Se passam pelas árvores, num dia de Primavera, tão lindo, que até as
próprias macieiras de comovidas se vão desentranhando em flor, sabeis o
que acontece? As árvores retraem-se, as coisas calam-se ao vê-los
passar cobertos de suor, calçados e gastos. Para que é que eles vivem
aos gritos, ofendidos, ralé, pedras, sapos? para que é que Deus os
cria?
O gato-pingado... Ei-lo que sobe. Cada passo me lembra uma pazada de
terra. É soturno este homem, esguio e magro, com o chapéu alto
embrulhado no lenço do rapé e a casaca dobrada no braço. Nunca fala.

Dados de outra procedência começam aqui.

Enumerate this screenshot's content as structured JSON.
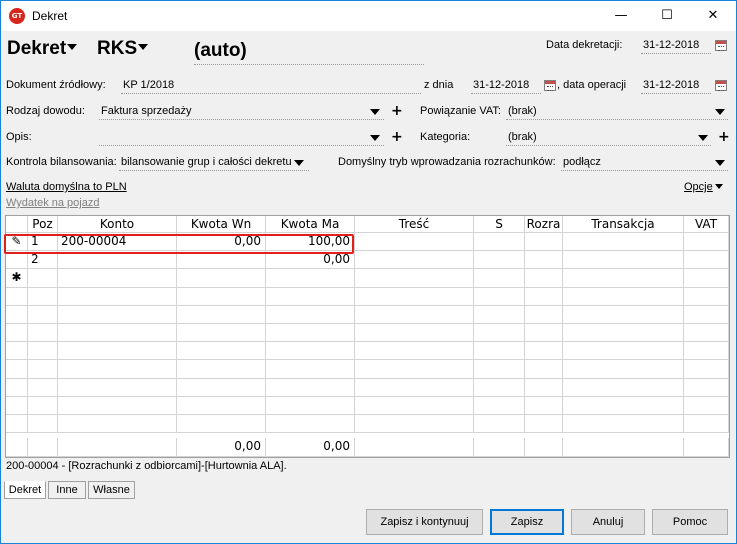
{
  "window": {
    "title": "Dekret",
    "icon_text": "GT",
    "minimize": "—",
    "maximize": "☐",
    "close": "✕"
  },
  "header": {
    "type": "Dekret",
    "register": "RKS",
    "number": "(auto)",
    "decree_date_label": "Data dekretacji:",
    "decree_date": "31-12-2018"
  },
  "form": {
    "source_doc_label": "Dokument źródłowy:",
    "source_doc": "KP 1/2018",
    "from_date_label": "z dnia",
    "from_date": "31-12-2018",
    "op_date_label": ", data operacji",
    "op_date": "31-12-2018",
    "proof_type_label": "Rodzaj dowodu:",
    "proof_type": "Faktura sprzedaży",
    "vat_link_label": "Powiązanie VAT:",
    "vat_link": "(brak)",
    "description_label": "Opis:",
    "description": "",
    "category_label": "Kategoria:",
    "category": "(brak)",
    "balance_control_label": "Kontrola bilansowania:",
    "balance_control": "bilansowanie grup i całości dekretu",
    "settlement_mode_label": "Domyślny tryb wprowadzania rozrachunków:",
    "settlement_mode": "podłącz",
    "currency_link": "Waluta domyślna to PLN",
    "car_expense_link": "Wydatek na pojazd",
    "options": "Opcje"
  },
  "table": {
    "columns": [
      "Poz",
      "Konto",
      "Kwota Wn",
      "Kwota Ma",
      "Treść",
      "S",
      "Rozra",
      "Transakcja",
      "VAT"
    ],
    "rows": [
      {
        "marker": "✎",
        "poz": "1",
        "konto": "200-00004",
        "wn": "0,00",
        "ma": "100,00"
      },
      {
        "marker": "",
        "poz": "2",
        "konto": "",
        "wn": "",
        "ma": "0,00"
      },
      {
        "marker": "✱",
        "poz": "",
        "konto": "",
        "wn": "",
        "ma": ""
      }
    ],
    "totals": {
      "wn": "0,00",
      "ma": "0,00"
    }
  },
  "status_line": "200-00004 - [Rozrachunki z odbiorcami]-[Hurtownia ALA].",
  "tabs": [
    "Dekret",
    "Inne",
    "Własne"
  ],
  "buttons": {
    "save_continue": "Zapisz i kontynuuj",
    "save": "Zapisz",
    "cancel": "Anuluj",
    "help": "Pomoc"
  }
}
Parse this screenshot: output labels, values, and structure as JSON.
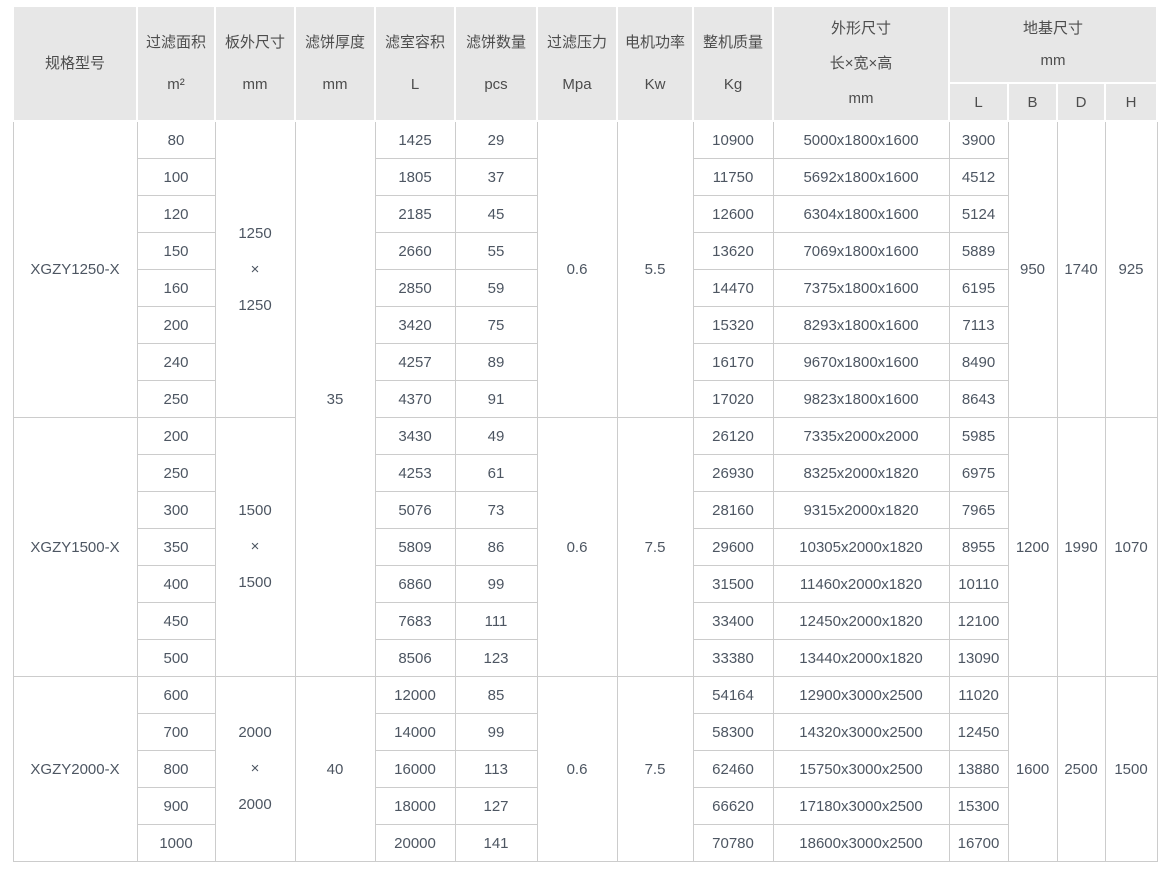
{
  "header": {
    "model": "规格型号",
    "cols": [
      {
        "label": "过滤面积",
        "unit": "m²"
      },
      {
        "label": "板外尺寸",
        "unit": "mm"
      },
      {
        "label": "滤饼厚度",
        "unit": "mm"
      },
      {
        "label": "滤室容积",
        "unit": "L"
      },
      {
        "label": "滤饼数量",
        "unit": "pcs"
      },
      {
        "label": "过滤压力",
        "unit": "Mpa"
      },
      {
        "label": "电机功率",
        "unit": "Kw"
      },
      {
        "label": "整机质量",
        "unit": "Kg"
      }
    ],
    "dims": {
      "label": "外形尺寸",
      "sub": "长×宽×高",
      "unit": "mm"
    },
    "foundation": {
      "label": "地基尺寸",
      "unit": "mm",
      "subcols": [
        "L",
        "B",
        "D",
        "H"
      ]
    }
  },
  "colors": {
    "header_bg": "#e7e7e7",
    "header_text": "#4d4d4d",
    "body_text": "#4d5662",
    "border": "#cccccc"
  },
  "groups": [
    {
      "model": "XGZY1250-X",
      "plate_size": [
        "1250",
        "×",
        "1250"
      ],
      "cake_thickness": {
        "value": "35",
        "rowspan": 15
      },
      "pressure": "0.6",
      "power": "5.5",
      "foundation": {
        "B": "950",
        "D": "1740",
        "H": "925"
      },
      "rows": [
        [
          "80",
          "1425",
          "29",
          "10900",
          "5000x1800x1600",
          "3900"
        ],
        [
          "100",
          "1805",
          "37",
          "11750",
          "5692x1800x1600",
          "4512"
        ],
        [
          "120",
          "2185",
          "45",
          "12600",
          "6304x1800x1600",
          "5124"
        ],
        [
          "150",
          "2660",
          "55",
          "13620",
          "7069x1800x1600",
          "5889"
        ],
        [
          "160",
          "2850",
          "59",
          "14470",
          "7375x1800x1600",
          "6195"
        ],
        [
          "200",
          "3420",
          "75",
          "15320",
          "8293x1800x1600",
          "7113"
        ],
        [
          "240",
          "4257",
          "89",
          "16170",
          "9670x1800x1600",
          "8490"
        ],
        [
          "250",
          "4370",
          "91",
          "17020",
          "9823x1800x1600",
          "8643"
        ]
      ]
    },
    {
      "model": "XGZY1500-X",
      "plate_size": [
        "1500",
        "×",
        "1500"
      ],
      "cake_thickness": null,
      "pressure": "0.6",
      "power": "7.5",
      "foundation": {
        "B": "1200",
        "D": "1990",
        "H": "1070"
      },
      "rows": [
        [
          "200",
          "3430",
          "49",
          "26120",
          "7335x2000x2000",
          "5985"
        ],
        [
          "250",
          "4253",
          "61",
          "26930",
          "8325x2000x1820",
          "6975"
        ],
        [
          "300",
          "5076",
          "73",
          "28160",
          "9315x2000x1820",
          "7965"
        ],
        [
          "350",
          "5809",
          "86",
          "29600",
          "10305x2000x1820",
          "8955"
        ],
        [
          "400",
          "6860",
          "99",
          "31500",
          "11460x2000x1820",
          "10110"
        ],
        [
          "450",
          "7683",
          "111",
          "33400",
          "12450x2000x1820",
          "12100"
        ],
        [
          "500",
          "8506",
          "123",
          "33380",
          "13440x2000x1820",
          "13090"
        ]
      ]
    },
    {
      "model": "XGZY2000-X",
      "plate_size": [
        "2000",
        "×",
        "2000"
      ],
      "cake_thickness": {
        "value": "40",
        "rowspan": 5
      },
      "pressure": "0.6",
      "power": "7.5",
      "foundation": {
        "B": "1600",
        "D": "2500",
        "H": "1500"
      },
      "rows": [
        [
          "600",
          "12000",
          "85",
          "54164",
          "12900x3000x2500",
          "11020"
        ],
        [
          "700",
          "14000",
          "99",
          "58300",
          "14320x3000x2500",
          "12450"
        ],
        [
          "800",
          "16000",
          "113",
          "62460",
          "15750x3000x2500",
          "13880"
        ],
        [
          "900",
          "18000",
          "127",
          "66620",
          "17180x3000x2500",
          "15300"
        ],
        [
          "1000",
          "20000",
          "141",
          "70780",
          "18600x3000x2500",
          "16700"
        ]
      ]
    }
  ]
}
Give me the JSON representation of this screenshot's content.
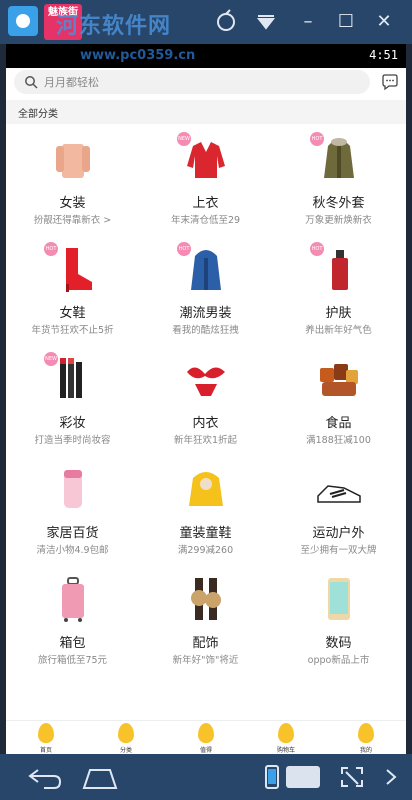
{
  "window": {
    "badge_label": "魅族街",
    "watermark": "河东软件网",
    "watermark_url": "www.pc0359.cn",
    "minimize": "–",
    "maximize": "☐",
    "close": "✕"
  },
  "status": {
    "time": "4:51"
  },
  "search": {
    "placeholder": "月月都轻松"
  },
  "section": {
    "title": "全部分类"
  },
  "categories": [
    {
      "name": "女装",
      "desc": "扮靓还得靠新衣 >",
      "icon": "coat-icon",
      "badge": ""
    },
    {
      "name": "上衣",
      "desc": "年末清仓低至29",
      "icon": "sweater-icon",
      "badge": "NEW"
    },
    {
      "name": "秋冬外套",
      "desc": "万象更新焕新衣",
      "icon": "jacket-icon",
      "badge": "HOT"
    },
    {
      "name": "女鞋",
      "desc": "年货节狂欢不止5折",
      "icon": "boot-icon",
      "badge": "HOT"
    },
    {
      "name": "潮流男装",
      "desc": "看我的酷炫狂拽",
      "icon": "parka-icon",
      "badge": "HOT"
    },
    {
      "name": "护肤",
      "desc": "养出新年好气色",
      "icon": "bottle-icon",
      "badge": "HOT"
    },
    {
      "name": "彩妆",
      "desc": "打造当季时尚妆容",
      "icon": "lipstick-icon",
      "badge": "NEW"
    },
    {
      "name": "内衣",
      "desc": "新年狂欢1折起",
      "icon": "lingerie-icon",
      "badge": ""
    },
    {
      "name": "食品",
      "desc": "满188狂减100",
      "icon": "snacks-icon",
      "badge": ""
    },
    {
      "name": "家居百货",
      "desc": "清洁小物4.9包邮",
      "icon": "cup-icon",
      "badge": ""
    },
    {
      "name": "童装童鞋",
      "desc": "满299减260",
      "icon": "kids-jacket-icon",
      "badge": ""
    },
    {
      "name": "运动户外",
      "desc": "至少拥有一双大牌",
      "icon": "sneaker-icon",
      "badge": ""
    },
    {
      "name": "箱包",
      "desc": "旅行箱低至75元",
      "icon": "suitcase-icon",
      "badge": ""
    },
    {
      "name": "配饰",
      "desc": "新年好\"饰\"将近",
      "icon": "watch-icon",
      "badge": ""
    },
    {
      "name": "数码",
      "desc": "oppo新品上市",
      "icon": "phone-icon",
      "badge": ""
    }
  ],
  "tabs": [
    {
      "label": "首页"
    },
    {
      "label": "分类"
    },
    {
      "label": "值得"
    },
    {
      "label": "购物车"
    },
    {
      "label": "我的"
    }
  ],
  "colors": {
    "accent": "#f8c22a",
    "badge": "#f58ab2",
    "chrome": "#27466a"
  }
}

Estou mesmo em dizer que não pensa, este avejão que só sai para os
enterros. Deve ser mau, deve ser duro: nunca decerto chorou. Os garotos
apedrejam-no quando ele passa pela rua, esguio, vesgo, de chapéu alto
e casaca, rígido clown da morte, que em lugar de gargalhadas toda a
sua vida ouvisse lágrimas. Aposto que, quando arrancam das casas os
caixões como quem arranca o coração dos vivos, ao ouvir gritos, tem um
riso interior, júbilo de quem está farto de viver só, arredado,
humilhado... Gato-pingado! Gato-pingado! Vive de lágrimas, sustenta-se
de dores. E quando vai, de tocha acesa, esguio, a galgar atrás dum
carro funerário, na relés mascarada, em que irá ele a pensar,
esbaforido e triste?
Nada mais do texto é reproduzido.